Mistral just shipped their most capable model yet, and it runs self-hosted on four GPUs.

What it is: Mistral Medium 3.5 is a 128B dense model that merges instruction-following, reasoning, and coding into a single set of weights, with a 256k context window and configurable reasoning effort per request.

Most frontier-class models either require massive infrastructure to self-host or lock you into proprietary APIs.

Mistral Medium 3.5 sits in an interesting position: it scores 77.6% on SWE-Bench Verified, ahead of models like Qwen3.5 397B A17B, while running on as few as four GPUs.

The reasoning effort is configurable per call, so you're not paying or waiting for deep reasoning on a simple reply, but the same model can handle a multi-step agentic run.

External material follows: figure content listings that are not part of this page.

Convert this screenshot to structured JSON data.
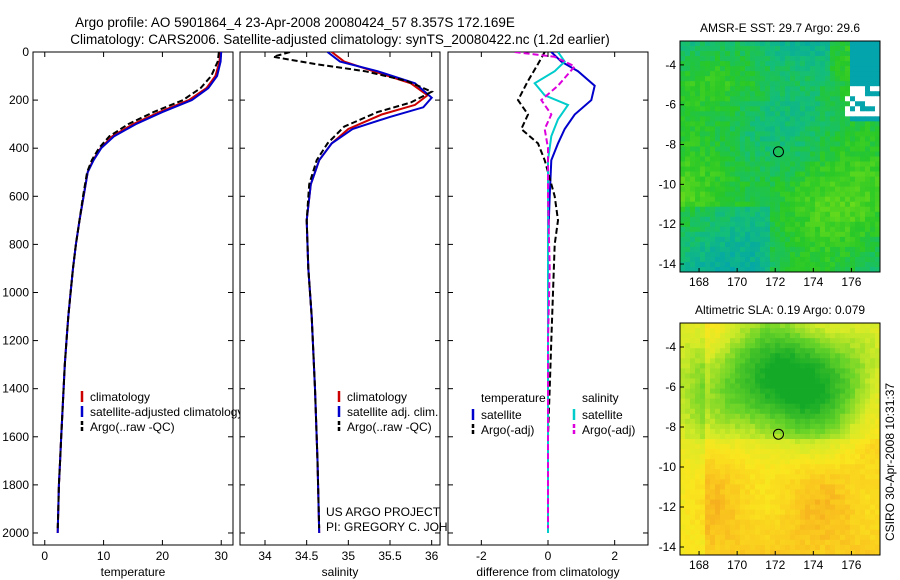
{
  "title_line1": "Argo profile: AO 5901864_4 23-Apr-2008 20080424_57 8.357S 172.169E",
  "title_line2": "Climatology: CARS2006. Satellite-adjusted climatology: synTS_20080422.nc (1.2d earlier)",
  "side_label": "CSIRO 30-Apr-2008 10:31:37",
  "chart_data": [
    {
      "type": "line",
      "id": "temperature",
      "xlabel": "temperature",
      "xlim": [
        -2,
        32
      ],
      "ylim": [
        0,
        2050
      ],
      "xticks": [
        0,
        10,
        20,
        30
      ],
      "yticks": [
        0,
        200,
        400,
        600,
        800,
        1000,
        1200,
        1400,
        1600,
        1800,
        2000
      ],
      "legend": [
        "climatology",
        "satellite-adjusted climatology",
        "Argo(..raw -QC)"
      ],
      "series": [
        {
          "name": "climatology",
          "color": "#cc0000",
          "dash": "",
          "points": [
            [
              29.8,
              0
            ],
            [
              29.7,
              40
            ],
            [
              29.0,
              100
            ],
            [
              27.5,
              150
            ],
            [
              24.5,
              200
            ],
            [
              19.5,
              250
            ],
            [
              15.0,
              300
            ],
            [
              11.5,
              350
            ],
            [
              9.5,
              400
            ],
            [
              8.2,
              450
            ],
            [
              7.3,
              500
            ],
            [
              6.6,
              600
            ],
            [
              5.9,
              700
            ],
            [
              5.3,
              800
            ],
            [
              4.8,
              900
            ],
            [
              4.4,
              1000
            ],
            [
              4.0,
              1100
            ],
            [
              3.7,
              1200
            ],
            [
              3.4,
              1300
            ],
            [
              3.2,
              1400
            ],
            [
              3.0,
              1500
            ],
            [
              2.8,
              1600
            ],
            [
              2.6,
              1700
            ],
            [
              2.4,
              1800
            ],
            [
              2.3,
              1900
            ],
            [
              2.2,
              2000
            ]
          ]
        },
        {
          "name": "satellite-adjusted climatology",
          "color": "#0000cc",
          "dash": "",
          "points": [
            [
              30.0,
              0
            ],
            [
              29.9,
              40
            ],
            [
              29.3,
              100
            ],
            [
              27.8,
              150
            ],
            [
              25.0,
              200
            ],
            [
              20.0,
              250
            ],
            [
              15.5,
              300
            ],
            [
              11.8,
              350
            ],
            [
              9.6,
              400
            ],
            [
              8.3,
              450
            ],
            [
              7.3,
              500
            ],
            [
              6.6,
              600
            ],
            [
              5.9,
              700
            ],
            [
              5.3,
              800
            ],
            [
              4.8,
              900
            ],
            [
              4.4,
              1000
            ],
            [
              4.0,
              1100
            ],
            [
              3.7,
              1200
            ],
            [
              3.4,
              1300
            ],
            [
              3.2,
              1400
            ],
            [
              3.0,
              1500
            ],
            [
              2.8,
              1600
            ],
            [
              2.6,
              1700
            ],
            [
              2.4,
              1800
            ],
            [
              2.3,
              1900
            ],
            [
              2.2,
              2000
            ]
          ]
        },
        {
          "name": "Argo(..raw -QC)",
          "color": "#000000",
          "dash": "6,3",
          "points": [
            [
              29.6,
              0
            ],
            [
              29.4,
              40
            ],
            [
              28.3,
              100
            ],
            [
              26.5,
              150
            ],
            [
              23.5,
              200
            ],
            [
              18.5,
              250
            ],
            [
              14.2,
              300
            ],
            [
              11.0,
              350
            ],
            [
              9.2,
              400
            ],
            [
              8.0,
              450
            ],
            [
              7.2,
              500
            ],
            [
              6.5,
              600
            ],
            [
              5.9,
              700
            ],
            [
              5.3,
              800
            ],
            [
              4.8,
              900
            ],
            [
              4.4,
              1000
            ],
            [
              4.0,
              1100
            ],
            [
              3.7,
              1200
            ],
            [
              3.4,
              1300
            ],
            [
              3.2,
              1400
            ],
            [
              3.0,
              1500
            ],
            [
              2.8,
              1600
            ],
            [
              2.6,
              1700
            ],
            [
              2.4,
              1800
            ],
            [
              2.3,
              1900
            ],
            [
              2.2,
              1980
            ]
          ]
        }
      ]
    },
    {
      "type": "line",
      "id": "salinity",
      "xlabel": "salinity",
      "xlim": [
        33.7,
        36.1
      ],
      "ylim": [
        0,
        2050
      ],
      "xticks": [
        34,
        34.5,
        35,
        35.5,
        36
      ],
      "xticklabels": [
        "34",
        "34.5",
        "35",
        "35.5",
        "36"
      ],
      "legend": [
        "climatology",
        "satellite adj. clim.",
        "Argo(..raw -QC)"
      ],
      "credit": [
        "US ARGO PROJECT",
        "PI: GREGORY C. JOHNSON"
      ],
      "series": [
        {
          "name": "climatology",
          "color": "#cc0000",
          "dash": "",
          "points": [
            [
              34.8,
              0
            ],
            [
              34.95,
              40
            ],
            [
              35.3,
              80
            ],
            [
              35.75,
              130
            ],
            [
              35.95,
              180
            ],
            [
              35.8,
              220
            ],
            [
              35.4,
              260
            ],
            [
              35.0,
              320
            ],
            [
              34.8,
              380
            ],
            [
              34.65,
              450
            ],
            [
              34.55,
              550
            ],
            [
              34.5,
              700
            ],
            [
              34.52,
              900
            ],
            [
              34.56,
              1100
            ],
            [
              34.6,
              1400
            ],
            [
              34.63,
              1700
            ],
            [
              34.65,
              2000
            ]
          ]
        },
        {
          "name": "satellite adj. clim.",
          "color": "#0000cc",
          "dash": "",
          "points": [
            [
              34.75,
              0
            ],
            [
              34.9,
              40
            ],
            [
              35.35,
              80
            ],
            [
              35.8,
              130
            ],
            [
              36.0,
              190
            ],
            [
              35.9,
              230
            ],
            [
              35.5,
              270
            ],
            [
              35.05,
              320
            ],
            [
              34.8,
              380
            ],
            [
              34.65,
              450
            ],
            [
              34.55,
              550
            ],
            [
              34.5,
              700
            ],
            [
              34.52,
              900
            ],
            [
              34.56,
              1100
            ],
            [
              34.6,
              1400
            ],
            [
              34.63,
              1700
            ],
            [
              34.65,
              2000
            ]
          ]
        },
        {
          "name": "Argo(..raw -QC)",
          "color": "#000000",
          "dash": "6,3",
          "points": [
            [
              34.3,
              0
            ],
            [
              34.1,
              20
            ],
            [
              34.6,
              50
            ],
            [
              35.2,
              80
            ],
            [
              35.7,
              120
            ],
            [
              36.0,
              165
            ],
            [
              35.75,
              210
            ],
            [
              35.35,
              250
            ],
            [
              34.95,
              310
            ],
            [
              34.75,
              380
            ],
            [
              34.62,
              450
            ],
            [
              34.53,
              550
            ],
            [
              34.5,
              700
            ],
            [
              34.52,
              900
            ],
            [
              34.56,
              1100
            ],
            [
              34.6,
              1400
            ],
            [
              34.63,
              1700
            ],
            [
              34.65,
              1980
            ]
          ]
        }
      ]
    },
    {
      "type": "line",
      "id": "difference",
      "xlabel": "difference from climatology",
      "xlim": [
        -3,
        3
      ],
      "ylim": [
        0,
        2050
      ],
      "xticks": [
        -2,
        0,
        2
      ],
      "legend_titles": [
        "temperature",
        "salinity"
      ],
      "legend": [
        "satellite",
        "Argo(-adj)",
        "satellite",
        "Argo(-adj)"
      ],
      "series": [
        {
          "name": "temperature satellite",
          "color": "#0000cc",
          "dash": "",
          "points": [
            [
              0.1,
              0
            ],
            [
              0.4,
              40
            ],
            [
              0.9,
              80
            ],
            [
              1.4,
              140
            ],
            [
              1.3,
              200
            ],
            [
              0.8,
              260
            ],
            [
              0.5,
              320
            ],
            [
              0.3,
              380
            ],
            [
              0.1,
              450
            ],
            [
              0.05,
              600
            ],
            [
              0,
              800
            ],
            [
              0,
              1200
            ],
            [
              0,
              2000
            ]
          ]
        },
        {
          "name": "temperature Argo(-adj)",
          "color": "#000000",
          "dash": "6,3",
          "points": [
            [
              -0.1,
              0
            ],
            [
              -0.3,
              50
            ],
            [
              -0.6,
              120
            ],
            [
              -0.9,
              200
            ],
            [
              -0.6,
              260
            ],
            [
              -0.8,
              320
            ],
            [
              -0.3,
              380
            ],
            [
              -0.1,
              450
            ],
            [
              0.2,
              600
            ],
            [
              0.3,
              700
            ],
            [
              0.2,
              800
            ],
            [
              0.15,
              1000
            ],
            [
              0.1,
              1200
            ],
            [
              0.05,
              1400
            ],
            [
              0,
              1600
            ],
            [
              0,
              1980
            ]
          ]
        },
        {
          "name": "salinity satellite",
          "color": "#00cccc",
          "dash": "",
          "points": [
            [
              0.3,
              0
            ],
            [
              0.5,
              40
            ],
            [
              0.2,
              80
            ],
            [
              -0.4,
              130
            ],
            [
              -0.1,
              180
            ],
            [
              0.6,
              220
            ],
            [
              0.3,
              280
            ],
            [
              0.1,
              350
            ],
            [
              0,
              450
            ],
            [
              0,
              2000
            ]
          ]
        },
        {
          "name": "salinity Argo(-adj)",
          "color": "#dd00dd",
          "dash": "6,3",
          "points": [
            [
              -1.0,
              0
            ],
            [
              0.2,
              20
            ],
            [
              0.8,
              60
            ],
            [
              0.3,
              140
            ],
            [
              -0.2,
              200
            ],
            [
              0.1,
              260
            ],
            [
              -0.1,
              320
            ],
            [
              0,
              400
            ],
            [
              0,
              600
            ],
            [
              0.05,
              900
            ],
            [
              0,
              1200
            ],
            [
              0,
              1980
            ]
          ]
        }
      ]
    },
    {
      "type": "heatmap",
      "id": "sst_map",
      "title": "AMSR-E SST: 29.7 Argo: 29.6",
      "xlim": [
        167,
        177.5
      ],
      "ylim": [
        -14.4,
        -2.8
      ],
      "xticks": [
        168,
        170,
        172,
        174,
        176
      ],
      "yticks": [
        -4,
        -6,
        -8,
        -10,
        -12,
        -14
      ],
      "marker": [
        172.17,
        -8.36
      ]
    },
    {
      "type": "heatmap",
      "id": "sla_map",
      "title": "Altimetric SLA: 0.19 Argo: 0.079",
      "xlim": [
        167,
        177.5
      ],
      "ylim": [
        -14.4,
        -2.8
      ],
      "xticks": [
        168,
        170,
        172,
        174,
        176
      ],
      "yticks": [
        -4,
        -6,
        -8,
        -10,
        -12,
        -14
      ],
      "marker": [
        172.17,
        -8.36
      ]
    }
  ]
}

What makes it different: This is Mistral's first "merged" flagship model, meaning instruction-following, reasoning, and coding live in one set of weights rather than being split across specialised variants.

The open weights are released under a modified MIT license on Hugging Face, and it's already the default model in both Mistral Vibe and Le Chat.

The vision encoder was trained from scratch to handle variable image sizes and aspect ratios.

Key features:

128B dense model, 256k context window
Configurable reasoning effort per request
77.6% on SWE-Bench Verified
Open weights on Hugging Face under a modified MIT license
Self-hostable on 4 GPUs
API at $1.5/M input tokens and $7.5/M output tokens
Powers Vibe remote coding agents and Le Chat Work mode (Pro/Team/Enterprise plans)
Available on NVIDIA build.nvidia.com and as an NIM container

Benefits:

Run a frontier-class model on your own infrastructure without a large GPU cluster
Tune reasoning depth at the API level, useful for cost-sensitive agentic pipelines
Single model handles the full range from quick chat replies to long-horizon coding tasks
Open weights means fine-tuning, auditing, and on-prem deployment are all on the table

Who it's for: Backend and ML engineers evaluating open-weight alternatives to proprietary frontier models for agentic pipelines, coding tools, or self-hosted inference.

The interesting design choice here is the merged weights architecture.

Most labs at this capability tier still ship separate reasoning and instruction models.

Collapsing them with configurable effort per call is a practical tradeoff that's worth watching as other labs respond.